Friday, May 11, 2001
The new Catholic Archbishop of Sydney, Doctor George Pell, was sworn in at Saint Mary’s Cathedral yesterday.
Arriving at the cathedral, he was greeted by protestors chanting “shame Pell, shame” and waving placards with “go to hell Pell” and “get your rosaries of our ovaries” (a reference to his opposition to lesbian women mothering children through the in vitro fertilization program).
Although Archbishop Pell has raised the ire of Sydney’s considerable gay and lesbian population, it is worth noting that he is not necessarily anti-homosexual (although he’s not necessarily pro-homosexual), but the die was cast when he refused to serve Communion to confrontational homosexuals wearing sashes advertising their homosexuality (their rainbow fag “flag”).
Regarding trouble at Canterbury Bankstown football games, police last night visited about twenty Bulldogs supporters suspected of hooliganism, ahead of today’s match between the Bulldogs and the Sharks, and issued them with warning letters warning them that they could be banned from all National Rugby League games.

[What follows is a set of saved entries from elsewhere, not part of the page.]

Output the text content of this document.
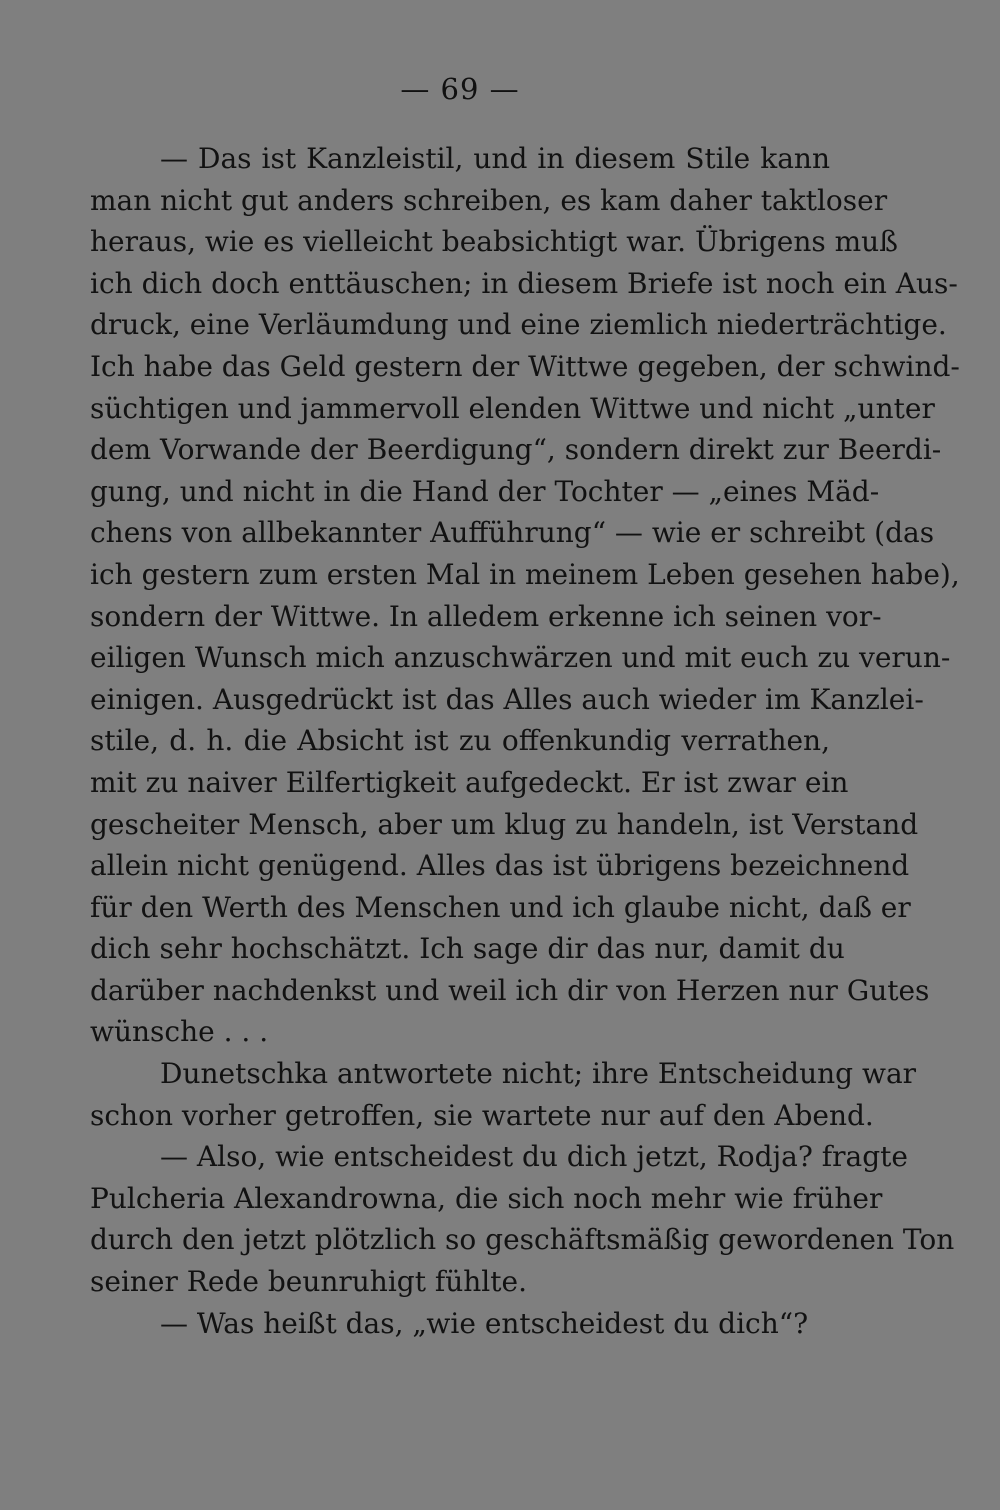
— 69 —
— Das ist Kanzleistil, und in diesem Stile kann
man nicht gut anders schreiben, es kam daher taktloser
heraus, wie es vielleicht beabsichtigt war. Übrigens muß
ich dich doch enttäuschen; in diesem Briefe ist noch ein Aus-
druck, eine Verläumdung und eine ziemlich niederträchtige.
Ich habe das Geld gestern der Wittwe gegeben, der schwind-
süchtigen und jammervoll elenden Wittwe und nicht „unter
dem Vorwande der Beerdigung“, sondern direkt zur Beerdi-
gung, und nicht in die Hand der Tochter — „eines Mäd-
chens von allbekannter Aufführung“ — wie er schreibt (das
ich gestern zum ersten Mal in meinem Leben gesehen habe),
sondern der Wittwe. In alledem erkenne ich seinen vor-
eiligen Wunsch mich anzuschwärzen und mit euch zu verun-
einigen. Ausgedrückt ist das Alles auch wieder im Kanzlei-
stile, d. h. die Absicht ist zu offenkundig verrathen,
mit zu naiver Eilfertigkeit aufgedeckt. Er ist zwar ein
gescheiter Mensch, aber um klug zu handeln, ist Verstand
allein nicht genügend. Alles das ist übrigens bezeichnend
für den Werth des Menschen und ich glaube nicht, daß er
dich sehr hochschätzt. Ich sage dir das nur, damit du
darüber nachdenkst und weil ich dir von Herzen nur Gutes
wünsche . . .
Dunetschka antwortete nicht; ihre Entscheidung war
schon vorher getroffen, sie wartete nur auf den Abend.
— Also, wie entscheidest du dich jetzt, Rodja? fragte
Pulcheria Alexandrowna, die sich noch mehr wie früher
durch den jetzt plötzlich so geschäftsmäßig gewordenen Ton
seiner Rede beunruhigt fühlte.
— Was heißt das, „wie entscheidest du dich“?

These mostly Muslim Lebanese fans belong to a very distinct subculture, so I’m wondering whether the police spoke with to them, or had translators speaking to them in their own sub language - “Don’t make trouble owright or I’ll get my cousin onto you – my cousin Victorian Kickboxing Champion three executive years in a row!”
Linguistic explanation, it’s ironic and paradoxical that most of these types like using big words (although they never get them right), e.g. the “executive” for “consecutive” in the above sentence.
They’re also master tautologists, “three executive/consecutive years in a row!”
And most of them do indeed claim to have a cousin who was “Victorian Kickboxing Champion three executive years in a row!”
Once in Lebanon, Will and I were making fun of this and the Australian/Lebanese person we were with, unintentionally verified this by saying that, no surprises for guessing, his cousin was indeed “Victorian Kickboxing Champion!” although I can’t recall whether it was for “three executive years in a row”.
An Afghan cricket team has played Afghanistan’s first international cricket game, playing a Pakistani team in Rawalpindi.
Maybe they should of provided assurances that they wouldn’t blow up the stumps – anti-Islamic idolatrous false idols (a la Bamyan).
Cricket came to Afghanistan via returning Afghan refugees who had picked it up whilst in camps in Pakistan and has since become quite popular.